CAR strangle positions are structurally neutral / high-volatility (long premium, OTM); the modeled P&L assumes European-style exercise at expiration and ignores early assignment, transaction costs, dividends paid before expiry on the stock leg (when present), and the bid-ask spread on the listed chain. CAR positions also carry Industrials sector concentration risk; news flow inside the sector (peer earnings, regulatory shifts, supply-chain headlines) can move CAR alongside the broader basket even when CAR-specific fundamentals are unchanged. Always rebuild the position from current CAR chain quotes before placing a trade.

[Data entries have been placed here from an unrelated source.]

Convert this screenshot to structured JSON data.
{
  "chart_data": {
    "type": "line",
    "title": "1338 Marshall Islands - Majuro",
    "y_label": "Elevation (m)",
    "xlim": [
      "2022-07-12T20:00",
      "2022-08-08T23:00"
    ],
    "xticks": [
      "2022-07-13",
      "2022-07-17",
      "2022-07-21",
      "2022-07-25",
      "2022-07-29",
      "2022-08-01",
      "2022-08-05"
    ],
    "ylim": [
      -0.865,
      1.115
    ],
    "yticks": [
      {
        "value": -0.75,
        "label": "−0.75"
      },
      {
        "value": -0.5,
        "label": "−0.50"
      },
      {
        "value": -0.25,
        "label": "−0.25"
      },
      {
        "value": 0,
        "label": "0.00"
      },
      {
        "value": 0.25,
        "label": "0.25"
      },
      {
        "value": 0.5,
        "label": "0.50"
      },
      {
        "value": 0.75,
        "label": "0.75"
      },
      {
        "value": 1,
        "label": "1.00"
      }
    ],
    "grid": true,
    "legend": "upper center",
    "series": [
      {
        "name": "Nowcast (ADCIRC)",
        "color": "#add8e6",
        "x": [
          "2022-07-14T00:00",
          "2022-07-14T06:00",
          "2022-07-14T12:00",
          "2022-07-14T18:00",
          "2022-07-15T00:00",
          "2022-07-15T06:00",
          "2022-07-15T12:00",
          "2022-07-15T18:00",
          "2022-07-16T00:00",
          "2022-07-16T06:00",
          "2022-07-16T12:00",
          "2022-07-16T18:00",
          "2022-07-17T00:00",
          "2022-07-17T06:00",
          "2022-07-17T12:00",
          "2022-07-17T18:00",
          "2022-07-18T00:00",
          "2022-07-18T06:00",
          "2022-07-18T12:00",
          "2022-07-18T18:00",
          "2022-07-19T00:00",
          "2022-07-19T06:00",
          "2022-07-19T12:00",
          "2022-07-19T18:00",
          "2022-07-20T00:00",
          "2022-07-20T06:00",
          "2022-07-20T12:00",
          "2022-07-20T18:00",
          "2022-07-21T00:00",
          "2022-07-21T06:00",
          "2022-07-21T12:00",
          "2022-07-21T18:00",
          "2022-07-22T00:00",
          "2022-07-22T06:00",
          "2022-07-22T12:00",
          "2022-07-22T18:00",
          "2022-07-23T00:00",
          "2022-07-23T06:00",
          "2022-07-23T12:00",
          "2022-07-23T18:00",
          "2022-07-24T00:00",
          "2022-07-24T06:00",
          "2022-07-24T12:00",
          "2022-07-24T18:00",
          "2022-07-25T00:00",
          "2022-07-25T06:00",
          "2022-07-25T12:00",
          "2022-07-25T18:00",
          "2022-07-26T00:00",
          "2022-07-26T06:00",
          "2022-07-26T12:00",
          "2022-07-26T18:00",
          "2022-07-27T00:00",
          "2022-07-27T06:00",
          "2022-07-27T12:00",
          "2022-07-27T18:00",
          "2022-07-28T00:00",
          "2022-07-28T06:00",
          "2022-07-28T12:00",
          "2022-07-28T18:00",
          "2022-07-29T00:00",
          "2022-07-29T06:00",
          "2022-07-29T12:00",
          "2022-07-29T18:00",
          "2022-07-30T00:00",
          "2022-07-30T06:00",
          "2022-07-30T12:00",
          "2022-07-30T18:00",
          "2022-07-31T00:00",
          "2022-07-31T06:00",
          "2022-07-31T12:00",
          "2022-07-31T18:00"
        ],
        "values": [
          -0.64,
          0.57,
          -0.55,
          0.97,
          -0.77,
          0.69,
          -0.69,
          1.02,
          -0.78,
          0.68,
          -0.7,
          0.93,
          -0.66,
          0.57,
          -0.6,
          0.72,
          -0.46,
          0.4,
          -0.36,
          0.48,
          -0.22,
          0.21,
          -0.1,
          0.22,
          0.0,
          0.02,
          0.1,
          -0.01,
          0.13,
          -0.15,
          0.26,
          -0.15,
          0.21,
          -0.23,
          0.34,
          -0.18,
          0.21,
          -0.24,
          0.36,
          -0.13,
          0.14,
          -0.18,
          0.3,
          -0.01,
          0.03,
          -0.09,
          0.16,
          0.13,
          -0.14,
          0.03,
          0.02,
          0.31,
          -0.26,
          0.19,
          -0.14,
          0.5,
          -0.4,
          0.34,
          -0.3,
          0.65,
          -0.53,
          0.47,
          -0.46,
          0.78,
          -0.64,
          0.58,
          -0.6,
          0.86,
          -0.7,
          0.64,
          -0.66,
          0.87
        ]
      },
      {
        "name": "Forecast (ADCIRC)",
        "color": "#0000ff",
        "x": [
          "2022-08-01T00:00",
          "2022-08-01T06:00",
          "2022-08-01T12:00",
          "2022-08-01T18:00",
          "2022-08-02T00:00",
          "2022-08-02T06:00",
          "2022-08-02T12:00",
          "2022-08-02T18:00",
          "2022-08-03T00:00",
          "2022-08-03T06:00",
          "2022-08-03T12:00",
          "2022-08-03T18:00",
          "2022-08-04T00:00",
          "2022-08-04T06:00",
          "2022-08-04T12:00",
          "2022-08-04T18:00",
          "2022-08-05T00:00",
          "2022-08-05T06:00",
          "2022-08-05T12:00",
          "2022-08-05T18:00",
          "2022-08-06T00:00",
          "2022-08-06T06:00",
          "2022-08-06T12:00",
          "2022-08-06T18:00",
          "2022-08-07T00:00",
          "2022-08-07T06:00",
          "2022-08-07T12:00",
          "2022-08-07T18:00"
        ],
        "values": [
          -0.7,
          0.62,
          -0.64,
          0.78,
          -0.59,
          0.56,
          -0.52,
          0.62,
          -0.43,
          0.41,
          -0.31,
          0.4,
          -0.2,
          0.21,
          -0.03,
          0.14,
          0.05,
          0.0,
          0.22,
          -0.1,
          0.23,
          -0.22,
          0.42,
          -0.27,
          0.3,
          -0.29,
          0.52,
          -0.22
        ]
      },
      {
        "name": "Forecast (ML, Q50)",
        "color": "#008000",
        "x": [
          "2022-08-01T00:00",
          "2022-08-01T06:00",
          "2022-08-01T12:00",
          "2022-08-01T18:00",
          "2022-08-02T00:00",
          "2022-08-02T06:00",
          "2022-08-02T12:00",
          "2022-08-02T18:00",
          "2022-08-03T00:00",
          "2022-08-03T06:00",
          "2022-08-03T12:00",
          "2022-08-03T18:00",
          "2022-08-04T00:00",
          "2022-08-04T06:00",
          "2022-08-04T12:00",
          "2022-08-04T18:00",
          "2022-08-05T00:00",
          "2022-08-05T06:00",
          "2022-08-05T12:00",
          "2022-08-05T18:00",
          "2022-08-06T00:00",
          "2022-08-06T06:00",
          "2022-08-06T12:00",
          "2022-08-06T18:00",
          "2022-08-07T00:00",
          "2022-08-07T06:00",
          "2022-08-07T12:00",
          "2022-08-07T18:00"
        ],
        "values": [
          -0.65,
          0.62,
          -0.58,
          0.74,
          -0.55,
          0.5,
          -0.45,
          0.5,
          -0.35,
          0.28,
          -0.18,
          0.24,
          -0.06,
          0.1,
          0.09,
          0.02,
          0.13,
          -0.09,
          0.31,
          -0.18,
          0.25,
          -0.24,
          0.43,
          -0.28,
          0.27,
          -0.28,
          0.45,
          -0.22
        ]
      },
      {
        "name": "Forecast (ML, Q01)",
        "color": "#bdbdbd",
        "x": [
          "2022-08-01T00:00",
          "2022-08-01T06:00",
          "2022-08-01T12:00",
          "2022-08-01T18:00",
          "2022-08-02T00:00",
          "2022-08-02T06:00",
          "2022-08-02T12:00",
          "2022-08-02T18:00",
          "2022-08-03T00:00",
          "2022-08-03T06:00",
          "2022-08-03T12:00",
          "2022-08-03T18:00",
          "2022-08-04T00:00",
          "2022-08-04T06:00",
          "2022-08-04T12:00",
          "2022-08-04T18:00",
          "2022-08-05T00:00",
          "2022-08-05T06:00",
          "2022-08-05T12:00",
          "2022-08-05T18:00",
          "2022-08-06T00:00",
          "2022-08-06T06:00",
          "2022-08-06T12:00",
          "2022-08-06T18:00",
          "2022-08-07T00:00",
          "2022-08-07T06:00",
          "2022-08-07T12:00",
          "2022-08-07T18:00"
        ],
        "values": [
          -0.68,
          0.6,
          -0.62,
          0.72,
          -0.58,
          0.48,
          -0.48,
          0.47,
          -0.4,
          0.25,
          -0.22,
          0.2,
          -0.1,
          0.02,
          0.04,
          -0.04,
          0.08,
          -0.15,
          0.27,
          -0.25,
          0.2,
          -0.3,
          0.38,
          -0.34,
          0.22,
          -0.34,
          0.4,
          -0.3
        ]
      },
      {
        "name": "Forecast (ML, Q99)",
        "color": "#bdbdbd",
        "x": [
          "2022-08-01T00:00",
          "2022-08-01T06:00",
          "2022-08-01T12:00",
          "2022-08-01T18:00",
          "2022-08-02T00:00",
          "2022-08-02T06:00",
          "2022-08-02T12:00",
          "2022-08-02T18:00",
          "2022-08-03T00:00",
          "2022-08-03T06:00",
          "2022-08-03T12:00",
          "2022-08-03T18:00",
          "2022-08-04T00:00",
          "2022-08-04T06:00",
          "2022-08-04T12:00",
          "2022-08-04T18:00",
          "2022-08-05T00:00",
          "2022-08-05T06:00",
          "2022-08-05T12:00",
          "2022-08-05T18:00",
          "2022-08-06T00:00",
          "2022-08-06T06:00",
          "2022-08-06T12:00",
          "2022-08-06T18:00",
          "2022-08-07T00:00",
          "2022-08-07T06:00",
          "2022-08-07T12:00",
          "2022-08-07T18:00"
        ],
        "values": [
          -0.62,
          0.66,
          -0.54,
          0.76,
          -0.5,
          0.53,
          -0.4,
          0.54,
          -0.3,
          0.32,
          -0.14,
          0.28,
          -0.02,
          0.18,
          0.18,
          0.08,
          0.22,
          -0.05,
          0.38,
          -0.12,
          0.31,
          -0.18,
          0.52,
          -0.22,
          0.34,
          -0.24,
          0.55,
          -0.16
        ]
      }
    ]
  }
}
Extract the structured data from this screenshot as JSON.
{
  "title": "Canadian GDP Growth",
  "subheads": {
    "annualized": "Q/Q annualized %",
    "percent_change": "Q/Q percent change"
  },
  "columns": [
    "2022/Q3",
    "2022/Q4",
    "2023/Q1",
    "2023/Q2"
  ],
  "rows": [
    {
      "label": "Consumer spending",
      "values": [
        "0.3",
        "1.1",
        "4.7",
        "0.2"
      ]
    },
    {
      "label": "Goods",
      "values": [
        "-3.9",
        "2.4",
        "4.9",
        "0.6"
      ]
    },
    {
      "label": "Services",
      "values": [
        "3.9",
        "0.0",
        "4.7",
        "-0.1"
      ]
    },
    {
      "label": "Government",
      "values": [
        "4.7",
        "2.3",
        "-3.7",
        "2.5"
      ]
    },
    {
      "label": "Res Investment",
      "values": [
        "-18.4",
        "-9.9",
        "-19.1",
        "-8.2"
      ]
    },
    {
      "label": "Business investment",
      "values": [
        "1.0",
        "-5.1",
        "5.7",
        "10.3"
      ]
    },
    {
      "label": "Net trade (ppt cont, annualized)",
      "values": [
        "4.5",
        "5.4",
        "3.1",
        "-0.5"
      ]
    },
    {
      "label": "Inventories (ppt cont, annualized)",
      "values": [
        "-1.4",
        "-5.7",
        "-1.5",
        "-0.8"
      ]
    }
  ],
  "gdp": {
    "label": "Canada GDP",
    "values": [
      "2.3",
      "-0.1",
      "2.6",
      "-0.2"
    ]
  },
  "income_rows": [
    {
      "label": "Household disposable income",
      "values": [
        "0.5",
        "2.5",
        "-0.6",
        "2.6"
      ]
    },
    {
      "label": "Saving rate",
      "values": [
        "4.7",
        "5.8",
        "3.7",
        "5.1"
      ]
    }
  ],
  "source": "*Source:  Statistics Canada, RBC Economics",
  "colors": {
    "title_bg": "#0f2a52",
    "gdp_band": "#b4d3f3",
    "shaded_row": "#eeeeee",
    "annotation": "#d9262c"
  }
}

Frequently asked questions
- What is a strangle on CAR?
- A strangle on CAR is the strangle strategy applied to CAR (stock). The strategy is structurally neutral / high-volatility (long premium, OTM): A long strangle buys an OTM call and an OTM put at offset strikes, cheaper than a straddle but requiring a larger underlying move to profit since both wings start out-of-the-money. With CAR stock trading near $150.71, the strikes shown on this page are snapped to the nearest listed CAR chain strike and the premiums come straight from the end-of-day bid/ask midpoint.
- How are CAR strangle max profit and max loss calculated?
- Upside max profit is unbounded; downside max profit is bounded at the put strike minus the combined debit (reached at zero). Max loss equals the combined debit times 100 (reached anywhere between the two OTM strikes). Two breakevens at call-strike plus debit and put-strike minus debit. For the CAR strangle priced from the end-of-day chain at a 30-day expiry (ATM IV 63.58%), the computed maximum profit is unbounded per contract and the computed maximum loss is -$1,445.00 per contract. Live intraday quotes will differ as the chain moves through the trading session.
- What is the breakeven for a CAR strangle?
- The breakeven for the CAR strangle priced on this page is roughly $128.55 and $171.95 at expiration, derived from end-of-day chain premiums. Breakeven is the underlying price at which the strategy's P&L crosses zero ignoring transaction costs and assignment risk. The current CAR market-implied 1-standard-deviation expected move is approximately 18.23%; if the move sits well outside the breakeven distance, the structure's risk-reward becomes correspondingly tighter.
- When should you consider a strangle on CAR?
- Strangles on CAR are the cheaper cousin of the straddle - traders use them when they want a large directional move but are willing to give up the inner-strike sensitivity in exchange for a lower up-front debit on the CAR chain.
- How does current CAR implied volatility affect this strangle?
- CAR ATM IV is at 63.58% with IV rank near 10.85%, which is on the low end of its 1-year range. Premium-buying structures (long call, long put, debit spreads) are relatively cheap in this regime; premium-selling structures collect less credit per unit risk.